Checkmk additionally provides key features for enterprise environments:
- Include even most complex and heterogenic infrastructures into your monitoring. More than 1,900 official plug-ins help you to get started in no time.
- Auto-discovery of services and predefined thresholds allow you to set up a monitoring within minutes.
- Rule-based configuration helps you to adjust your monitoring with just a few basic rules.
- The ability to roll out updates automatically with the Checkmk agent bakery. You can create individual agents with different setups and save them for re-use.
- Low check intervals as short as one check per second to gather information.
- Full scalability in any environment: Monitor onsite assets, hybrid infrastructure or multiple cloud vendors with just one tool.
- The options to deploy Checkmk instantly as a virtual or physical appliance.
- Low total costs of ownership (TCO) thanks to low system requirements, the fair licensing model, and several automatization options.
FAQ server monitoring
What can I do when my servers are not on the same network? Can I monitor servers remotely?
Yes, you can. Checkmk features distributed monitoring, so that you can keep an eye on servers in various locations without much additional effort. Read more about distributed monitoring in the official handbook
Do I have to expect performance issues due to monitoring?
No, Checkmk is an extremely lightweight and is built for high-performance and the efficient use of resources.
Checkmk leaves a small footprint in the network and on the host, especially if you use our agents. If you use SNMP to monitor assets, you have to expect more network traffic.
Does Checkmk support agentless server monitoring?
Yes, Checkmk can work agentless, and can monitor any endpoint without installing additional software on the hosts.
However you are not forced to work agentless. There are more than 1,900 official plug-ins. As well as the agents there are integrations into SNMP, IPMI and other interfaces.
Why should I implement an additional tool, if server vendors already provide monitoring tools?
Server monitoring goes beyond tracking the status of your hardware.
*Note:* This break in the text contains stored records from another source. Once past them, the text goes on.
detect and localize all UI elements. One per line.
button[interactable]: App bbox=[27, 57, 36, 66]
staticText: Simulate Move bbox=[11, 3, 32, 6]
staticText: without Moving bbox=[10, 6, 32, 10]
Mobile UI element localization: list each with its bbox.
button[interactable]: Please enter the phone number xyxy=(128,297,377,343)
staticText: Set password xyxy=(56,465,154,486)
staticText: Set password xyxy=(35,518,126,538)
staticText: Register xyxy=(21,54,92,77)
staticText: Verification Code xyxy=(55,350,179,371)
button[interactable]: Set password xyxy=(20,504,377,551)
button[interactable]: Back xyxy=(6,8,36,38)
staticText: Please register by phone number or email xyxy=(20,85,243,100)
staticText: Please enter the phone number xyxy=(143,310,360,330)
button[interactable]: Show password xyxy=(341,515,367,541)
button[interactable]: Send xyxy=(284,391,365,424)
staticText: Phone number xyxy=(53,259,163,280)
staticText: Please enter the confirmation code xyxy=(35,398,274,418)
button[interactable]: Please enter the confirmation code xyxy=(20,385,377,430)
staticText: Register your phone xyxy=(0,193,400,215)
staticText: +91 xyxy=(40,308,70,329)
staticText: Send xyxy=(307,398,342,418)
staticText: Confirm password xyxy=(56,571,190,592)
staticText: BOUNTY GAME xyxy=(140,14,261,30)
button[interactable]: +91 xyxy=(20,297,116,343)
Performance and availability are so crucial to your business success that it makes sense to gather all available data into one platform. This will allow you to detect critical situations quickly.
By just checking on certain parts or single servers, you will miss relevant details and context – even if these checks are triggered periodically by an IT admin.
Are there free tools for server monitoring?
Yes, the Raw Edition of Checkmk is completely free and fully open source. Several companies use it to monitor their servers and other IT assets.
At which point does it make sense to switch to a commercial platform?
There is no written rule for this. There are great open source solutions available. The major benefit of a commercial version is the improvement in efficiency. If you spent a serious amount of time with monitoring, you should consider changing to a commercial tool, because it will give you back some of your valuable time.
A good platform should also come with professional customer support and improve your ability to analyze data. These are additional points that mainly concern professional users.
Another point with open source platforms is that just the tool itself is free, but trainings and consulting usually require budgets. These costs can be affected by changing to a commercial platform too.